Investors and security holders will be able to obtain the documents (when available) free of charge at the SEC’s web site, www.sec.gov. Copies of the documents filed with the SEC by Apache will be available free of charge on Apache’s website at www.apachecorp.com under the tab “Investors” or by contacting Apache’s Investor Relations Department at 713-296-6000. Copies of the documents filed with the SEC by Mariner will be available free of charge on Mariner’s website at www.mariner-energy.com under the tab “Investor Information” or by contacting Mariner’s Investor Relations Department at 713-954-5558. You may also read and copy any reports, statements and other information filed with the SEC at the SEC public reference room at 100 F Street N.E., Room 1580, Washington, D.C. 20549. Please call the SEC at (800) 732-0330 or visit the SEC’s website for further information on its public reference room.
     Apache, Mariner, their respective directors and executive officers and other persons may be deemed, under SEC rules, to be participants in the solicitation of proxies from stockholders of Mariner in connection with the proposed transaction. Information regarding Apache’s directors and officers can be found in its proxy statement filed with the SEC on March 31, 2010, and information regarding Mariner’s directors and officers can be found in its proxy statement filed with the SEC on April 1, 2010. Additional information regarding the participants in the proxy solicitation and a description of their direct and indirect interests in the transaction, by security holdings or otherwise, will be contained in the definitive proxy statement/prospectus and other relevant materials to be filed with the SEC when they become available.

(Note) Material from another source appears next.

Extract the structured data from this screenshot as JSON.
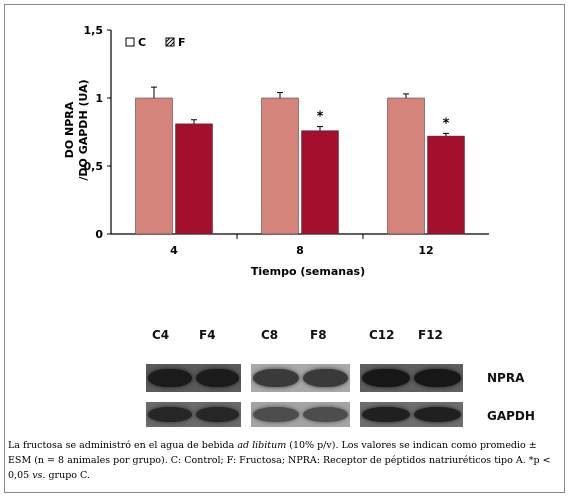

Forward-Looking Statements
     Statements in this document include “forward-looking statements” within the meaning of Section 27A of the Securities Act of 1933, as amended, and Section 21E of the Securities Exchange Act of 1934, as amended. The opinions, forecasts, projections, future plans or other statements other than statements of historical fact, are forward-looking statements. We can give no assurance that such expectations will prove to have been correct. Actual results could differ materially as a result of a variety of risks and uncertainties, including: the timing to consummate the proposed transaction; the risk that a condition to closing of the proposed transaction may not be satisfied; the risk that a regulatory approval that may be required for the proposed transaction is not obtained or is obtained subject to conditions that are not anticipated; negative effects from the pendency of the merger; our ability to achieve the synergies and value creation contemplated by the proposed transaction; our ability to promptly and effectively integrate the merged businesses; and the diversion of management time on transaction-related issues. Other factors that could materially affect actual results are discussed in Apache’s and Mariner’s most recent Forms 10-K as well as each company’s other filings with the SEC available at the SEC’s website at www.sec.gov. Actual results may differ materially from those expected, estimated or projected. Forward-looking statements speak only as of the date they are made, and we undertake no obligation to publicly update or revise any of them in light of new information, future events or otherwise.